今まで何度も夕日を見たが、こんなにも綺麗な夕日を見た事がなかった真佐海は、小さく感嘆のため息をついた。
「どうした?」
問題集を解いていた筈の手が止まった事に気づいた周助は、真佐海の視線の先へと目を向けた。
「この部屋、夕日見られたんだね」
周助の部屋は、丁度夕日が見える西側にある。
だが、今まで、周助は部活があり、夕方のこの時間に家にいる事は滅多になく、また真佐海も一人ではこの部屋へ入る事はなかった。
無邪気に微笑み、うっとりと夕日を見続ける真佐海と一緒に、周助も暫くその夕日に見入っていた。
「周助、今週末は何処に行く?」
沈みかけていた夕日が見えなくなると、今まで夕日に見入っていた真佐海が声をかけた。
別に何処か遠出するわけでもないが、週末、二人で買い物に行くだけでも、真佐海はとても楽しみにしていた。

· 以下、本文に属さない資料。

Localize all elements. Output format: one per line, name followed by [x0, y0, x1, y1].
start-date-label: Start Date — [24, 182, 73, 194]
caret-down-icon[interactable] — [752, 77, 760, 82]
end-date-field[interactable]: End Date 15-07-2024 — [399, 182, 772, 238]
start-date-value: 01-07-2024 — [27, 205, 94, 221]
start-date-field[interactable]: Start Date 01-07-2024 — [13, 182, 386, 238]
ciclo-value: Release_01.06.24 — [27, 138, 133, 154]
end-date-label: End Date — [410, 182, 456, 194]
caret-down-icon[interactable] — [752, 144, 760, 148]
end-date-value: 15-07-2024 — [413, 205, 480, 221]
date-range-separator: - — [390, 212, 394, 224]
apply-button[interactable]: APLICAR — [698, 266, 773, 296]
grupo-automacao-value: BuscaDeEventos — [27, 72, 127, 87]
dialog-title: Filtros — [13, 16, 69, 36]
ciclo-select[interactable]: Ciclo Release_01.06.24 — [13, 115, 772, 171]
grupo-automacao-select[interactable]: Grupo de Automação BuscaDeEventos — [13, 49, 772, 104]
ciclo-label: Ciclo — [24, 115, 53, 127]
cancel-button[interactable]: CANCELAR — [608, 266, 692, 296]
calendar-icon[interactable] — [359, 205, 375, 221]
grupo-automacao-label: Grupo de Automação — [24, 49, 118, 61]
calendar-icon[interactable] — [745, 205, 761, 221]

「良い所に連れて行ってやるよ。きっとお前も気に入る」
真佐海は何処だろう、と一生懸命に考えていた。
宿題をしていた今よりも、真剣な表情をしている真佐海に手招きをして隣へと呼び寄せる。
「下に洋子さんいるよ」
大丈夫、と言いながら顔を近づけていき、周助は唇を重ねた。
二人が付き合い始めてもうすぐ四ヶ月を迎える。
しかし、まだ真佐海はキスやセックスに恐怖に似た感情を抱いていた。
真佐海自身、周助は兄としてではなく、恋人として好きだし、周助も真佐海を弟として見ていない事を知っている。
それでも真佐海は、まだ夢を見ているかのように思い、実感がなかった。
そしていつか手放される時の事を考えると、これ以上好きになりたくないという気持ちもあった。
周助が真佐海を手放すはずがないとどこかで解かっていても、不安は消えない。
それはおそらく、小さい頃に母を亡くした事が自分をそうさせているのかもしれないと、真佐海自身薄々感じていた。